The history of African trade beads dates as far back as the fifteenth century with the coming of the Portuguese. Upon arrival in West Africa, the Portuguese discovered just how important beads were to the African people. The beads they found were crafted out of various objects and materials including gold, iron, ivory, organic objects and bone. At the same time, the Portuguese discovered that the resources that the European market was desperate for were in abundance in Africa. The traders therefore decided to use glass beads as a medium in bartering for goods and raw materials with the Africans.

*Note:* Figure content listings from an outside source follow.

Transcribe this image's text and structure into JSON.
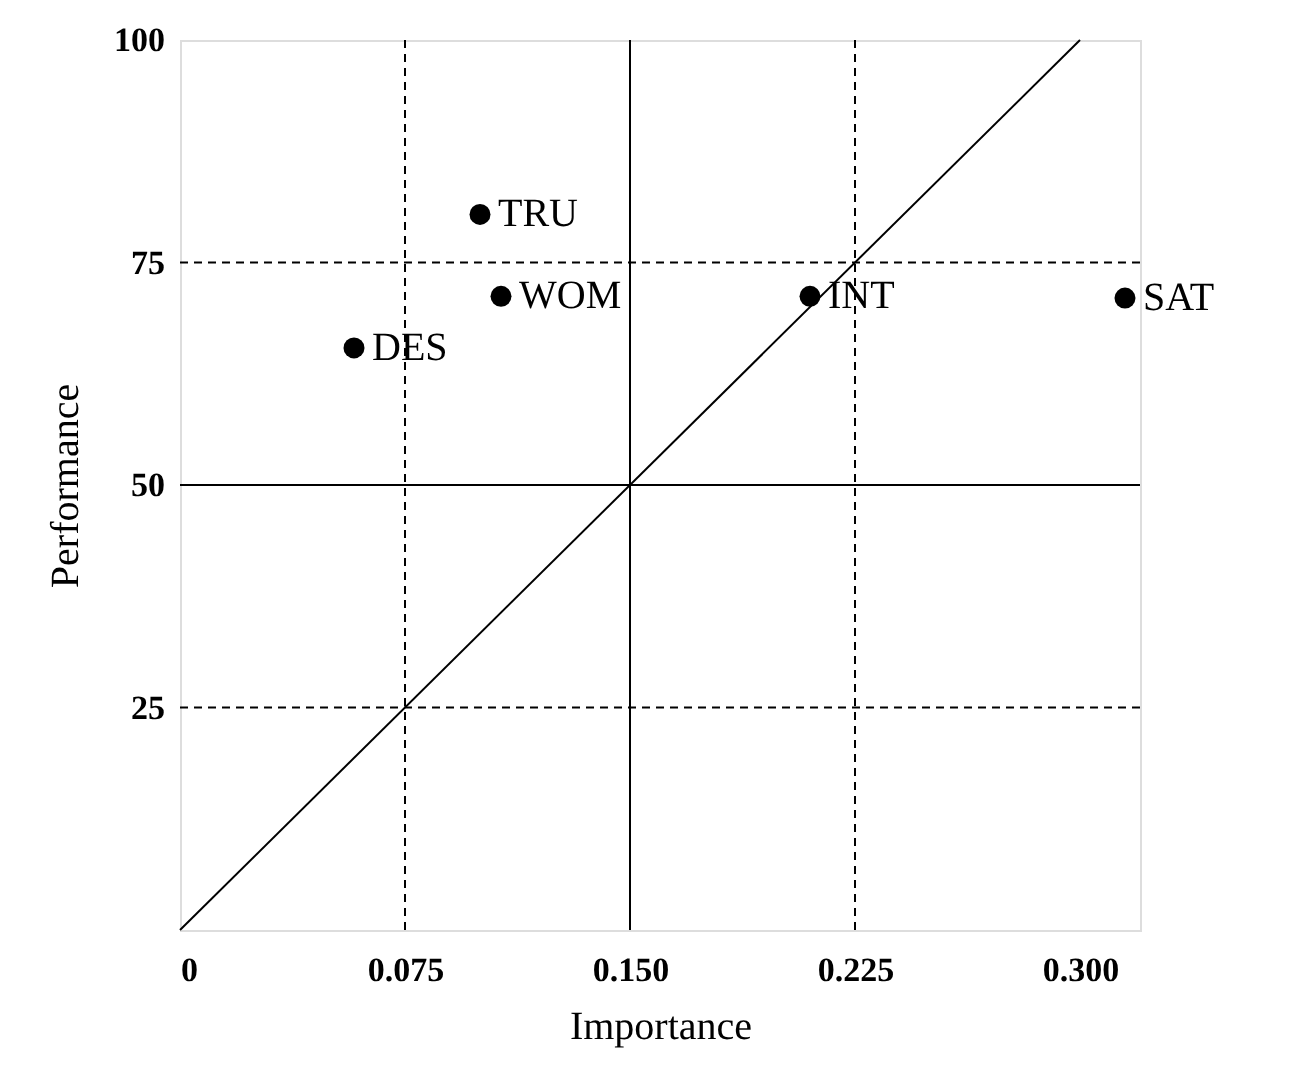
{
  "chart_data": {
    "type": "scatter",
    "xlabel": "Importance",
    "ylabel": "Performance",
    "xlim": [
      0,
      0.32
    ],
    "ylim": [
      0,
      100
    ],
    "xticks": [
      0,
      {
        "value": 0.075,
        "label": "0.075"
      },
      {
        "value": 0.15,
        "label": "0.150"
      },
      {
        "value": 0.225,
        "label": "0.225"
      },
      {
        "value": 0.3,
        "label": "0.300"
      }
    ],
    "yticks": [
      25,
      50,
      75,
      100
    ],
    "grid": false,
    "marker": "circle",
    "series": [
      {
        "color": "#000000",
        "x": [
          0.1,
          0.107,
          0.058,
          0.21,
          0.315
        ],
        "values": [
          80.4,
          71.2,
          65.4,
          71.2,
          71
        ]
      },
      {
        "type": "line",
        "color": "#000000",
        "line_style": "solid",
        "marker": "none",
        "x": [
          0,
          0.3
        ],
        "values": [
          0,
          100
        ]
      }
    ],
    "ref_lines": [
      {
        "axis": "x",
        "value": 0.075,
        "line_style": "dashed",
        "color": "#000000"
      },
      {
        "axis": "x",
        "value": 0.15,
        "line_style": "solid",
        "color": "#000000"
      },
      {
        "axis": "x",
        "value": 0.225,
        "line_style": "dashed",
        "color": "#000000"
      },
      {
        "axis": "y",
        "value": 25,
        "line_style": "dashed",
        "color": "#000000"
      },
      {
        "axis": "y",
        "value": 50,
        "line_style": "solid",
        "color": "#000000"
      },
      {
        "axis": "y",
        "value": 75,
        "line_style": "dashed",
        "color": "#000000"
      }
    ],
    "annotations": [
      {
        "text": "TRU",
        "x": 0.1,
        "y": 80.4
      },
      {
        "text": "WOM",
        "x": 0.107,
        "y": 71.2
      },
      {
        "text": "DES",
        "x": 0.058,
        "y": 65.4
      },
      {
        "text": "INT",
        "x": 0.21,
        "y": 71.2
      },
      {
        "text": "SAT",
        "x": 0.315,
        "y": 71
      }
    ]
  }
}
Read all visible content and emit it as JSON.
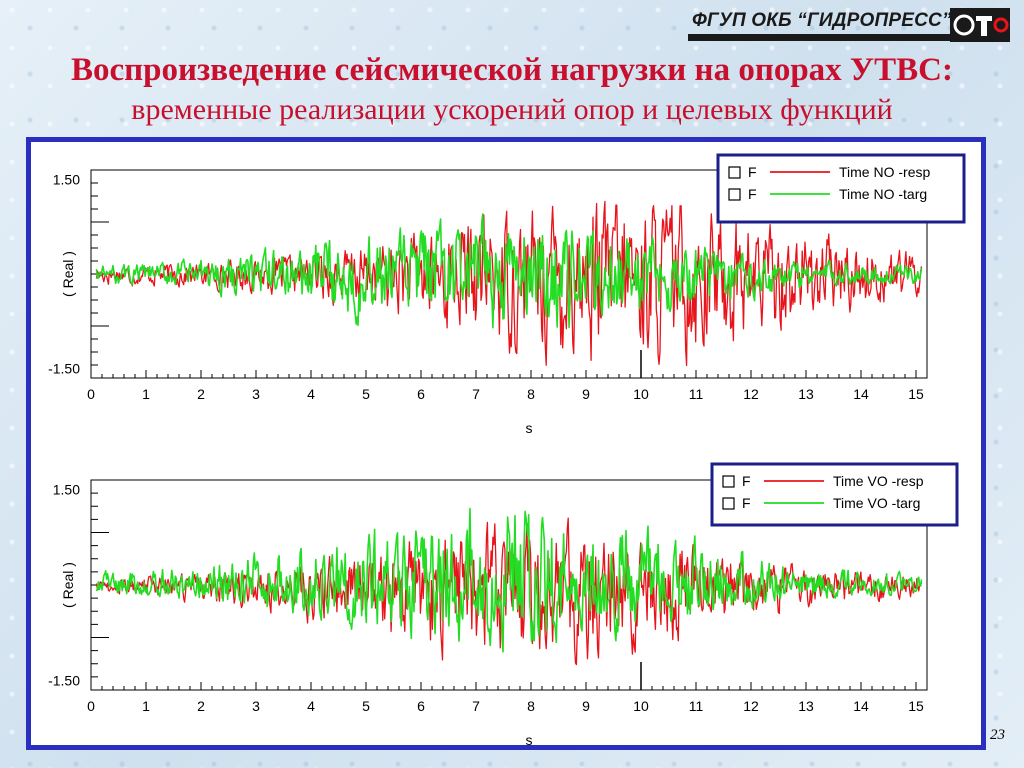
{
  "header": {
    "logo_text": "ФГУП ОКБ “ГИДРОПРЕСС”",
    "title": "Воспроизведение сейсмической нагрузки на опорах УТВС:",
    "subtitle": "временные реализации ускорений опор и целевых функций"
  },
  "page_number": "23",
  "colors": {
    "resp": "#e8141b",
    "targ": "#22dd22",
    "frame": "#2a2fc0",
    "title": "#c8102e"
  },
  "chart_data": [
    {
      "type": "line",
      "ylabel": "( Real )",
      "xlabel": "s",
      "xlim": [
        0,
        15.2
      ],
      "ylim": [
        -1.65,
        1.65
      ],
      "xticks": [
        "0",
        "1",
        "2",
        "3",
        "4",
        "5",
        "6",
        "7",
        "8",
        "9",
        "10",
        "11",
        "12",
        "13",
        "14",
        "15"
      ],
      "yticks": [
        "1.50",
        "-1.50"
      ],
      "legend_position": "top-right",
      "legend": [
        {
          "marker": "F",
          "label": "Time NO -resp"
        },
        {
          "marker": "F",
          "label": "Time NO -targ"
        }
      ],
      "series": [
        {
          "name": "Time NO -resp",
          "color": "#e8141b",
          "peak_max": 1.15,
          "peak_min": -1.45,
          "envelope_peak_s": 9.5
        },
        {
          "name": "Time NO -targ",
          "color": "#22dd22",
          "peak_max": 0.95,
          "peak_min": -0.85,
          "envelope_peak_s": 7.5
        }
      ]
    },
    {
      "type": "line",
      "ylabel": "( Real )",
      "xlabel": "s",
      "xlim": [
        0,
        15.2
      ],
      "ylim": [
        -1.65,
        1.65
      ],
      "xticks": [
        "0",
        "1",
        "2",
        "3",
        "4",
        "5",
        "6",
        "7",
        "8",
        "9",
        "10",
        "11",
        "12",
        "13",
        "14",
        "15"
      ],
      "yticks": [
        "1.50",
        "-1.50"
      ],
      "legend_position": "top-right",
      "legend": [
        {
          "marker": "F",
          "label": "Time VO -resp"
        },
        {
          "marker": "F",
          "label": "Time VO -targ"
        }
      ],
      "series": [
        {
          "name": "Time VO -resp",
          "color": "#e8141b",
          "peak_max": 1.05,
          "peak_min": -1.25,
          "envelope_peak_s": 8.0
        },
        {
          "name": "Time VO -targ",
          "color": "#22dd22",
          "peak_max": 1.2,
          "peak_min": -1.05,
          "envelope_peak_s": 7.5
        }
      ]
    }
  ]
}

Glass beads were particularly singled out because glass working technology had not yet been discovered in Africa. Therefore, the African people were in awe of the exquisite beads of glass that the European traders had to offer. Because these beads were also used in bartering slaves, they were to later earn the name “slave beads” or aggry beads. Europe responded to the popularity and increased demand for African trade beads by increasing production in cities such as Venice which is today still famous for its unique and rare glass beads.
To clean most African beads use a small amount of Mineral Oil (found at your local grocers) on a clean cloth and rub. Not recommended for old or Antique beads as their dirt is well earned and adds to their history.